But that's not even the worst part! The absolutely useless web interface gave me no info other than WAN IP and the fact that itself was 1.1. After installing the modem for the first time Alison and I found we couldn't reach certain websites like yahoo and my work website. A little google digging revealed that the MTU, or Max Transmission Unit was to blame. Basically when you transfer info over the internet the info is broken into little pieces called packets and the MTU is the largest size in bytes each packet can be. For ethernet/cable internet the MTU is 1500 bytes, which computers use standard. For DSL connections, depending on your provider, it is 1492 bytes. Normally your DSL modem will tell your computer you're connected with an MTU of 1492, but not DLINK, no way... That's way too helpful. You would think a DSL Modem would connect at a DSL MTU. There's no setting, nowhere on the unit where you can connect at an MTU of 1492. DLINK thinks it's easier and more obvious to dig through the registry to change it on your computer itself. Windows is nicer about it, and stores the registry key, but on OSX (3 out of 4 computers in my apt.) you have to change the MTU manually, via the console, every single time you reboot. Good riddance...goodbye DLINK I won't miss you.

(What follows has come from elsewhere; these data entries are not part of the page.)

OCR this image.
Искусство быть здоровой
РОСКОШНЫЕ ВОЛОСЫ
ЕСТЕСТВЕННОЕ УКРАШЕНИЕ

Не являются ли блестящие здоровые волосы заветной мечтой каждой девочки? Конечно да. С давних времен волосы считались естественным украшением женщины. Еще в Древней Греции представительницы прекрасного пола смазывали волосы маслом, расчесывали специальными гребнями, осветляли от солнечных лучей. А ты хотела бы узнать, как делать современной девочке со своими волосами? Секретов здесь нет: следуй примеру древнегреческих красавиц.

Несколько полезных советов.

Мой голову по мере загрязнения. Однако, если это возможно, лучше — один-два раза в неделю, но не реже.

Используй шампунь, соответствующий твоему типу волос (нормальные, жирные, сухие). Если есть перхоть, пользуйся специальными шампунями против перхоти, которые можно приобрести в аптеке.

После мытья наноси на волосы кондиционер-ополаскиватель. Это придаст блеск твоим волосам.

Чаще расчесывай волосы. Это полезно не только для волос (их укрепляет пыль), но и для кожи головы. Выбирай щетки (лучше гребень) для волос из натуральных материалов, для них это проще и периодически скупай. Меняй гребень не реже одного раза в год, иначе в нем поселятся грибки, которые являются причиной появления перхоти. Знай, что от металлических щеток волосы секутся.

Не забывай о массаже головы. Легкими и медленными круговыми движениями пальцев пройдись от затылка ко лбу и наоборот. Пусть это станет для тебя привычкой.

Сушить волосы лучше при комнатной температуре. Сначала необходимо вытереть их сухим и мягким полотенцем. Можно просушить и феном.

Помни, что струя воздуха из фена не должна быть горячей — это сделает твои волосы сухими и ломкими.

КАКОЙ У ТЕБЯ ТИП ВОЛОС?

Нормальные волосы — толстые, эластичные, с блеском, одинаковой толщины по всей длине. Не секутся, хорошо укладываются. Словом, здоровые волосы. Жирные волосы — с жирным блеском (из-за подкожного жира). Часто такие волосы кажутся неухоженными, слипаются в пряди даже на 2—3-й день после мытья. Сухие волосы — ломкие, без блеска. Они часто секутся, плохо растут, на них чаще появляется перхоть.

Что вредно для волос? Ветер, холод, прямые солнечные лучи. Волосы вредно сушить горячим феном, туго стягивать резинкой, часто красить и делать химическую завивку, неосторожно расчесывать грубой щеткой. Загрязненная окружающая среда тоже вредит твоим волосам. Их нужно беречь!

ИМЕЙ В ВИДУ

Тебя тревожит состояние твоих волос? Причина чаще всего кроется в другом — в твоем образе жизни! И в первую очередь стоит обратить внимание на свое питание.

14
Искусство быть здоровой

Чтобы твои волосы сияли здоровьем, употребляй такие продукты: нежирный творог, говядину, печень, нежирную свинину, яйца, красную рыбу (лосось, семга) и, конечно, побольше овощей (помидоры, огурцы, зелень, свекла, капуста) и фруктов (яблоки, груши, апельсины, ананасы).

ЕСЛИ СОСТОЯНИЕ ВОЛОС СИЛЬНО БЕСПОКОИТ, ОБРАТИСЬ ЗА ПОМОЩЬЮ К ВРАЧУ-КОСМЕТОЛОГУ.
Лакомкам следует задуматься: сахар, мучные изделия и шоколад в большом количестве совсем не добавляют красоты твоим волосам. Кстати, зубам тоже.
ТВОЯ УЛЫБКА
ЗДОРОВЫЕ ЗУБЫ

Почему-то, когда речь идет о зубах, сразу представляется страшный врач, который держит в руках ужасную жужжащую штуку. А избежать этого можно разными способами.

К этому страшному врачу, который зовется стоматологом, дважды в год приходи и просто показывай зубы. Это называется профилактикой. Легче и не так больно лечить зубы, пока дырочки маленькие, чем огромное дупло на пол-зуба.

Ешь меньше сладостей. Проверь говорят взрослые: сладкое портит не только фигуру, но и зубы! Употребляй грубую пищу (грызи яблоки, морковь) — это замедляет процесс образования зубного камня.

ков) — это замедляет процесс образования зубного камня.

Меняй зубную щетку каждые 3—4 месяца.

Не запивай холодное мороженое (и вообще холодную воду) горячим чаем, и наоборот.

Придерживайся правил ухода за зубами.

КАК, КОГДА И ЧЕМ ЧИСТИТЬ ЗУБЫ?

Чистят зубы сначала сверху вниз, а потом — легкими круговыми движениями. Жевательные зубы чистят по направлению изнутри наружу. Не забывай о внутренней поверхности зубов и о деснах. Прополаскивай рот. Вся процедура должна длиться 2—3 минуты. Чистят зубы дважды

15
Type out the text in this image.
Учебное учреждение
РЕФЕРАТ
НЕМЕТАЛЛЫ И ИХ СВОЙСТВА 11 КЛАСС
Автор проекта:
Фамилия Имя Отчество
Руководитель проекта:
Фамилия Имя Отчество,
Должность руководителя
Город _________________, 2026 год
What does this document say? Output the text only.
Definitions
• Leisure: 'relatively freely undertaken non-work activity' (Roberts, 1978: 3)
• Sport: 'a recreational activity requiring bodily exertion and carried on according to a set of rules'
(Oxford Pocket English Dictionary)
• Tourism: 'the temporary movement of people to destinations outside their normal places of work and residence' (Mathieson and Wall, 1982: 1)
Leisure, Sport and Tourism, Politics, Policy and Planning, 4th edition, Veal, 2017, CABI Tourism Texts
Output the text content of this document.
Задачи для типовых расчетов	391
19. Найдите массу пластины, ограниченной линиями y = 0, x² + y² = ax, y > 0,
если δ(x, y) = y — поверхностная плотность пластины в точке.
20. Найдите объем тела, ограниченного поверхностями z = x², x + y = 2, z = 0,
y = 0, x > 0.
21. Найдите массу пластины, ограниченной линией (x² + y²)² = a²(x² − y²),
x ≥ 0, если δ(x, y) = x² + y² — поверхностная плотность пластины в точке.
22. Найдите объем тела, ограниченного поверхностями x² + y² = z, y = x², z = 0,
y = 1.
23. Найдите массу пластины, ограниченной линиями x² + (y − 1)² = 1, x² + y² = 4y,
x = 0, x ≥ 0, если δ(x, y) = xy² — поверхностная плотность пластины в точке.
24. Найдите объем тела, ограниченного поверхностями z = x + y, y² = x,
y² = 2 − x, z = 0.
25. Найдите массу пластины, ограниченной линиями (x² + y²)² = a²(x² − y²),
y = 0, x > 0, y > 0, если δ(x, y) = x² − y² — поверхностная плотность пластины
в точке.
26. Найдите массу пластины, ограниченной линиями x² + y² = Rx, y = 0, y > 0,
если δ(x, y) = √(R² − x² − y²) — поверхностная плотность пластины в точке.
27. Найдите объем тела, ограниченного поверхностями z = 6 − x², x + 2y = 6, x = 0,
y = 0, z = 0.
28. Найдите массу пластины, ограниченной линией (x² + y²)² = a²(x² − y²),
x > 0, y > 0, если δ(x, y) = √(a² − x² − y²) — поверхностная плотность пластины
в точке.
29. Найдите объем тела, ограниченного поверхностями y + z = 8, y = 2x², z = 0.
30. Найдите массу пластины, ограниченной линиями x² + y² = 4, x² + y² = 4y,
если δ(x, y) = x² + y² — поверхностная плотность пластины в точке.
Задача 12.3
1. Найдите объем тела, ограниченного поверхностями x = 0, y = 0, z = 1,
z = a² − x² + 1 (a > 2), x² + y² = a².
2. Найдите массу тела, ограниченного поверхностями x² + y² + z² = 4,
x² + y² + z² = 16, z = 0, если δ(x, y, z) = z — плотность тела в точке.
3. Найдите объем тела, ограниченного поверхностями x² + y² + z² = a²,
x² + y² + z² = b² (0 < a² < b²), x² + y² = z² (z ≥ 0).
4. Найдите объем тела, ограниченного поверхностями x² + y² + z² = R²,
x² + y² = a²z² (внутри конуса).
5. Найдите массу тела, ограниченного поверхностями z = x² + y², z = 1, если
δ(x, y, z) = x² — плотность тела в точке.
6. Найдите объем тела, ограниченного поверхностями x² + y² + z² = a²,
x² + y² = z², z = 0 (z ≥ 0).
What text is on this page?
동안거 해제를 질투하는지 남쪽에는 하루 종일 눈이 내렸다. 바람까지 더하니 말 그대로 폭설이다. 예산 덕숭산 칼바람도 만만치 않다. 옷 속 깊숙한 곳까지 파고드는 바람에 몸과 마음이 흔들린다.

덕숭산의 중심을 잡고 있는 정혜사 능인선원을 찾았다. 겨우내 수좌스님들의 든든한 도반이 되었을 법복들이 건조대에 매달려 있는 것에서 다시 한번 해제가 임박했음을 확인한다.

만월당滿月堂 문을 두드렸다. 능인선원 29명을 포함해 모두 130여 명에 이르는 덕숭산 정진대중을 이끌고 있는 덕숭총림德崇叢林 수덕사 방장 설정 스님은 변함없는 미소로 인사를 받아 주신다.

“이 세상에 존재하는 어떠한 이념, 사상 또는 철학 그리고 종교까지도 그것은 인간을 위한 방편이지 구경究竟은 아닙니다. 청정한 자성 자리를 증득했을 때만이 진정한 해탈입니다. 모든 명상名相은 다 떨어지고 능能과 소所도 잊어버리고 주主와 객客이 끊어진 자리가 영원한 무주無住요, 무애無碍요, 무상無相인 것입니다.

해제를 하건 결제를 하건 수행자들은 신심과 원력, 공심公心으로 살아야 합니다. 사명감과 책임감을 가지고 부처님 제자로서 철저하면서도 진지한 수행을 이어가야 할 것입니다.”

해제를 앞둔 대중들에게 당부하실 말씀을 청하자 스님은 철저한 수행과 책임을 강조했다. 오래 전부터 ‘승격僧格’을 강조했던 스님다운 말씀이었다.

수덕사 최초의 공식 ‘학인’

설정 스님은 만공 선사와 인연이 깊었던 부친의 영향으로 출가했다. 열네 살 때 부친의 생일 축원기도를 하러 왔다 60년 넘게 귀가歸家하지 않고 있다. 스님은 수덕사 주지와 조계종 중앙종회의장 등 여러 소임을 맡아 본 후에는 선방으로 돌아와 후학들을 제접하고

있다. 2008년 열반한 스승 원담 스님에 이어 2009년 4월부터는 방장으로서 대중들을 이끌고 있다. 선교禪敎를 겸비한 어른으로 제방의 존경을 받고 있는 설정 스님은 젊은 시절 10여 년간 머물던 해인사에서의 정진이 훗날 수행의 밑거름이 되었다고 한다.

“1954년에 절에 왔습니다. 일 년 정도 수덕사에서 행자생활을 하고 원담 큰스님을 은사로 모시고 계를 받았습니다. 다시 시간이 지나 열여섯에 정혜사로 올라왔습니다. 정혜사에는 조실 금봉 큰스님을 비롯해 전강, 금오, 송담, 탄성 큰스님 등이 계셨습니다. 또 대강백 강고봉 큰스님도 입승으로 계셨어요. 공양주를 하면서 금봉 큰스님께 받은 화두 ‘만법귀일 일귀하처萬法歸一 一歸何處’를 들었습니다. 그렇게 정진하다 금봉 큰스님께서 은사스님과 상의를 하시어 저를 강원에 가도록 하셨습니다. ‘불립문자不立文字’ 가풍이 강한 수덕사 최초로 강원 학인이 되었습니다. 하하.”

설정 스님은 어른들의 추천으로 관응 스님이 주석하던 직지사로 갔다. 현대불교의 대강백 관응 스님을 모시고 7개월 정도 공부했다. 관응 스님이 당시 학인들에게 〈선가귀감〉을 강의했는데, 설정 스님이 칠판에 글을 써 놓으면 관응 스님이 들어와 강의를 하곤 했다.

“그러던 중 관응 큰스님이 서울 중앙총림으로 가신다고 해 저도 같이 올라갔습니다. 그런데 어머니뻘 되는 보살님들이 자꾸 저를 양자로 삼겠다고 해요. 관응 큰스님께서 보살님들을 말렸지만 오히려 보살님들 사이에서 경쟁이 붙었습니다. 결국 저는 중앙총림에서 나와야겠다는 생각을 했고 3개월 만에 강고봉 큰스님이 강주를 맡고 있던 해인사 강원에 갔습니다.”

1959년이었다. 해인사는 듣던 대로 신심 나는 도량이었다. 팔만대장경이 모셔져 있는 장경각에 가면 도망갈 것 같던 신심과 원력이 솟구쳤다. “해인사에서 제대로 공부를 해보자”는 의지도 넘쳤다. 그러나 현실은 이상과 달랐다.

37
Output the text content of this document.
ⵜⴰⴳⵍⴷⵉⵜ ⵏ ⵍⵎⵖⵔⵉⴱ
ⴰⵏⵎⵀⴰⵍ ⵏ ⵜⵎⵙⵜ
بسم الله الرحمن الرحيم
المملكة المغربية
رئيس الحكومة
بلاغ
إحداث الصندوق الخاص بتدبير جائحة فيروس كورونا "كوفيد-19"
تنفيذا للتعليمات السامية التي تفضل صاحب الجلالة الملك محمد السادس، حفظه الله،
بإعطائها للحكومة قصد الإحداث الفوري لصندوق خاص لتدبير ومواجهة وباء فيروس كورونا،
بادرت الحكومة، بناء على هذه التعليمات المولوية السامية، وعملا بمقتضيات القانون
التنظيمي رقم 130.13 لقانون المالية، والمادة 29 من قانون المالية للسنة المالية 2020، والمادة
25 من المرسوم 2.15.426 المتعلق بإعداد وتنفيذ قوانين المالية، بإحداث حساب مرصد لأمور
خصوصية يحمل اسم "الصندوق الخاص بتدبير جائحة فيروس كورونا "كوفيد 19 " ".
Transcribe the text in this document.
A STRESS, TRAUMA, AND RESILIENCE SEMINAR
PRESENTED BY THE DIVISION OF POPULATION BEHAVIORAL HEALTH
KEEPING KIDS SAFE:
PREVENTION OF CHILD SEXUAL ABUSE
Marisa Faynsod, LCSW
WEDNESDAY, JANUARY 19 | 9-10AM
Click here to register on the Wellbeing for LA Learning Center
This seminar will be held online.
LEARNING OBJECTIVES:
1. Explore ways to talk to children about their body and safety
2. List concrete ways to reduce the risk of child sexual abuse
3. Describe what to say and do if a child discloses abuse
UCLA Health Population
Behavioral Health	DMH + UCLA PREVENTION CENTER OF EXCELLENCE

Jo gave me his old Motorola Netopia 2210 DSL modem when I was last in OH and yesterday I replaced Satanlink with it. It's more of a dumb modem where I can have the router store the connection info and just use the box to dial out over PPPoE. Exactly what I was looking for. Easy, fast, stable. Do one thing and do it well. Thank you Jo.
Posted by eclipse on 11/05/2008 at 02:21 PM
InternetTechRants • (0) CommentsLink to this entry

Monday, September 22, 2008

Computer Issues, TV and PS3

Hmm well I guess it's been a year so time for a PC post.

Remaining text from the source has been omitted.